Auf europäischer Ebene sieht es ein wenig anders aus. Dort herrscht keine Furcht vor Wähler-Verlust. Allerdings scheinen die 785 Abgeordneten nur recht einseitig von den Antragstellern informiert worden sein. Obwohl einige Vertreter aus der Stierkampfszene für wenige Tage beim Parlament präsent waren, um ihre Welt der toros zu vertreten hat es eine ernsthafte Auseinandersetzung über die Konsequenzen wohl nie gegeben. Verschiedene Schreiben an die Abgeordneten wurden im Sinne der tauromaquia sehr oberflächig gar unbefriedigend beantwortet: "Angesichts der Folgen, die sich bei einem Verbot der Stierkämpfe ergeben würden, ist es natürlich zu bedauern, dass so viele Menschen ihre Arbeit verlieren. Allerdings steht der Schutz des Arbeitsmarktes nicht über allen Gütern." Oder:
"Auch wenn ich prinzipiell ein Verfechter des Subsidiaritätsprinzips bin - insbesondere wenn es den Bereich der Kultur betrifft - so besteht doch Handlungsbedarf seitens der EU, wenn Mitgliedstaaten nicht vertragskonform handeln. In diesem Fall können auch wirtschaftliche Gründe nicht geltend gemacht werden." Schliesslich: “Wir danken Ihnen für den Hinweis. Ich muss zugeben, mir darüber noch keine Gedanken gemacht zu haben. Ich werde es aber im Arbeitskreis anregen”. Mit anderen Worten, auch Europa ist auf eine mögliche abolición de la tauromaquia so gar nicht vorbereitet.
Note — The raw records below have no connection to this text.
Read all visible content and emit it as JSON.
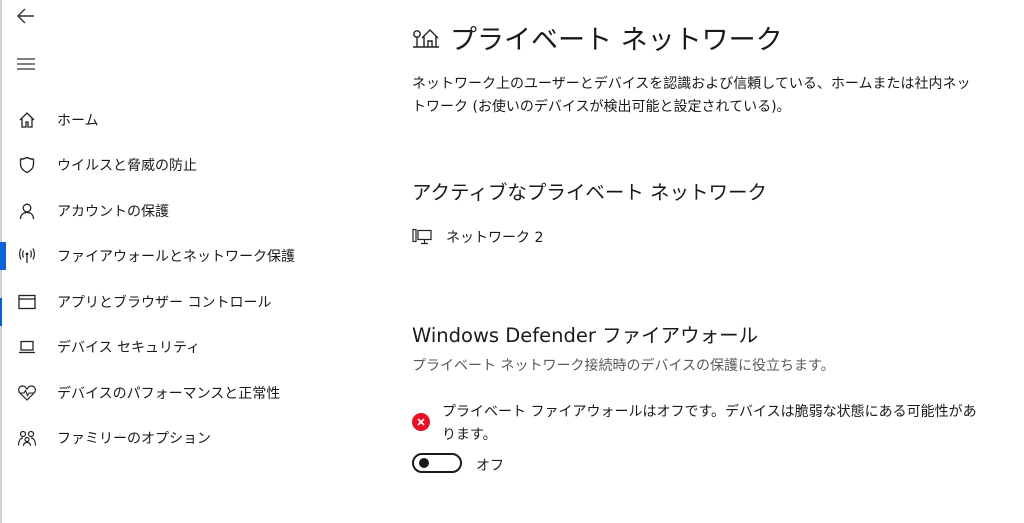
{
  "window": {
    "active_section": "firewall"
  },
  "sidebar": {
    "items": [
      {
        "id": "home",
        "label": "ホーム",
        "icon": "home-icon"
      },
      {
        "id": "virus",
        "label": "ウイルスと脅威の防止",
        "icon": "shield-icon"
      },
      {
        "id": "account",
        "label": "アカウントの保護",
        "icon": "person-icon"
      },
      {
        "id": "firewall",
        "label": "ファイアウォールとネットワーク保護",
        "icon": "antenna-icon"
      },
      {
        "id": "app",
        "label": "アプリとブラウザー コントロール",
        "icon": "browser-window-icon"
      },
      {
        "id": "device",
        "label": "デバイス セキュリティ",
        "icon": "laptop-icon"
      },
      {
        "id": "health",
        "label": "デバイスのパフォーマンスと正常性",
        "icon": "heart-pulse-icon"
      },
      {
        "id": "family",
        "label": "ファミリーのオプション",
        "icon": "family-icon"
      }
    ]
  },
  "main": {
    "title": "プライベート ネットワーク",
    "description": "ネットワーク上のユーザーとデバイスを認識および信頼している、ホームまたは社内ネットワーク (お使いのデバイスが検出可能と設定されている)。",
    "active_heading": "アクティブなプライベート ネットワーク",
    "network_name": "ネットワーク 2",
    "defender_heading": "Windows Defender ファイアウォール",
    "defender_sub": "プライベート ネットワーク接続時のデバイスの保護に役立ちます。",
    "alert_text": "プライベート ファイアウォールはオフです。デバイスは脆弱な状態にある可能性があります。",
    "toggle_label": "オフ",
    "toggle_on": false
  },
  "colors": {
    "accent": "#0a63d8",
    "error": "#e81123",
    "text": "#1a1a1a",
    "subtext": "#5a5a5a"
  }
}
Aber eines dürfte klar sein. Ein Ende der Stierkämpfe wird Europa sehr viel Geld kosten. Und ob diesen Aufwand die Bürger der Europäischen Union bereit sind zu leisten, steht auf einem anderen Papier.

Und was machen dann die Stierkämpfer

Bei einer Abschaffung von Stierkämpfen werden bis zu 150.000 direkte wie indirekte Arbeitsplätze vernichtet. Eines der Probleme der ungefähr 70.000 direkt Involvierten ist, ein großer Teil hat nichts anderes gelernt, als die Welt der toros. Sie benötigen nicht nur einen neuen Arbeitsplatz, sondern sie müssten erst einmal umgeschult werden. Ein teures Vergnügen für den Staat.
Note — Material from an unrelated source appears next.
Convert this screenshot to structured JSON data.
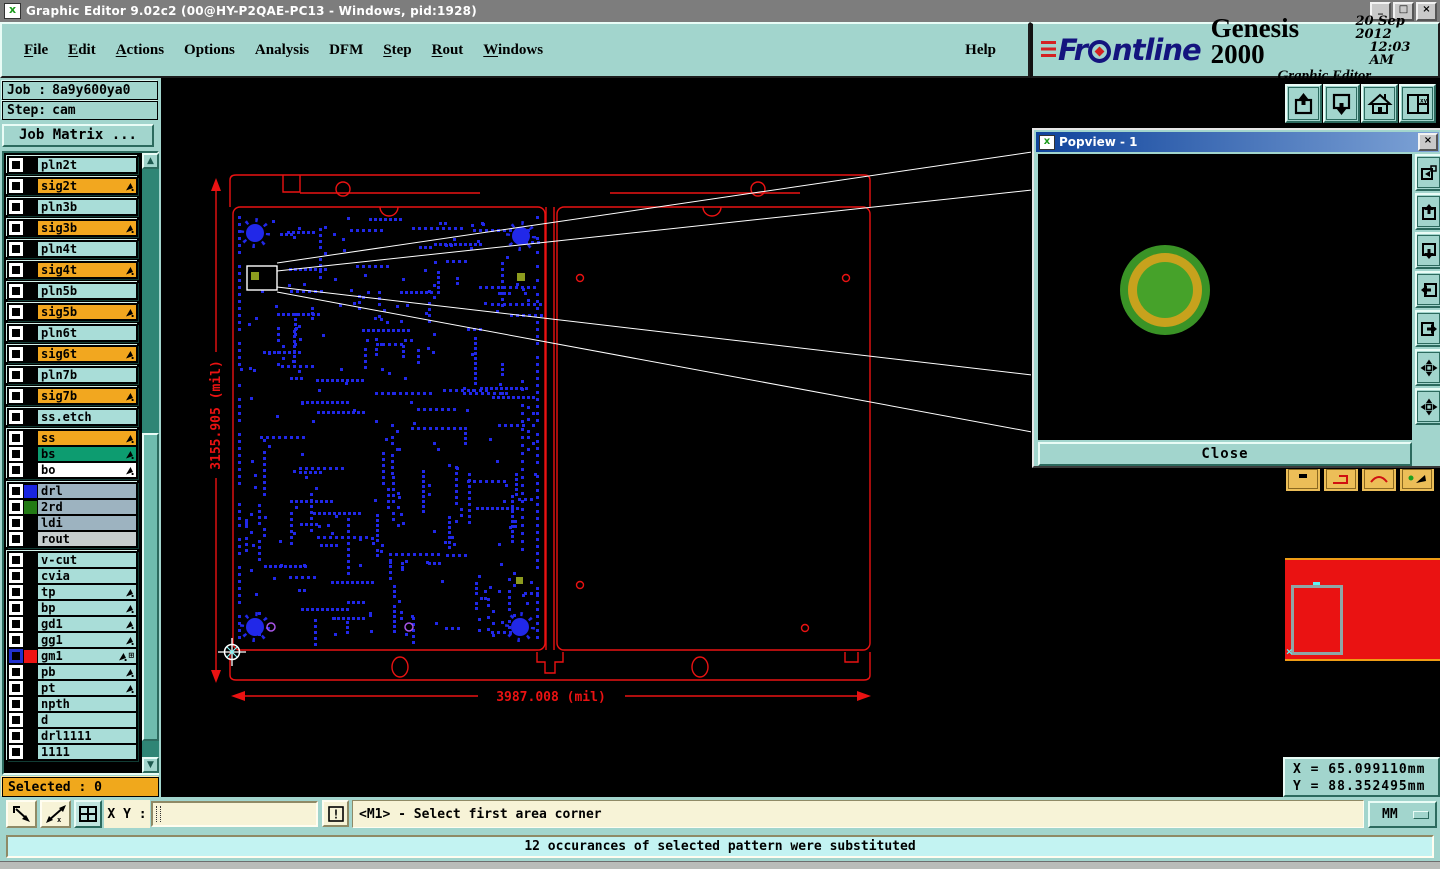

Über die Perspektiven der Züchter

Ein Anfrage bei dem Verband der Stierzüchter, dem Departmento de Comunicación de la Union de Criadores de Toros de Lidia, kurz UCTL, wie sie im Falle einer abolición de la tauromaquia ihre Zukunft sehen, fand zügig eine Reaktion: “Muy negativamente en el ámbito de empleo y muy negativamente en cuanto al mantenimiento de las explotaciones agropecuarias y lo que esto implica en sostenibilidad en condiciones óptimas de la dehesa, lugar donde se crían los animales”. Weder für die Mitarbeiter noch für die landwirtschaftliche Entwicklung lägen interessante Perspektiven ja nicht mal akzeptable Alternativen vor. Das Problem, man könne eben nicht von heute auf Morgen auf Massentierhaltung umstellen, damit es sich finanziell lohnend auswirkt. Auch wären die so genannten dehesas, die Weiden der Kampfstiere dafür vorerst nicht geeignet.

Fazit

Weder Tierschützer noch Politiker haben irgendeine Vorstellung davon, wie man denn im Sinne aller Beteiligten eine Abschaffung von Stierkämpfen europaweit realisieren könnte. Mehr noch, es gab nicht einmal sondierende Gespräche dazu. Und solange antitaurinos weiterhin die afición dermassen verbal beschimpfen, ihr “Menschsein” abwerten, wird es eine solche Annährung nicht so schnell geben.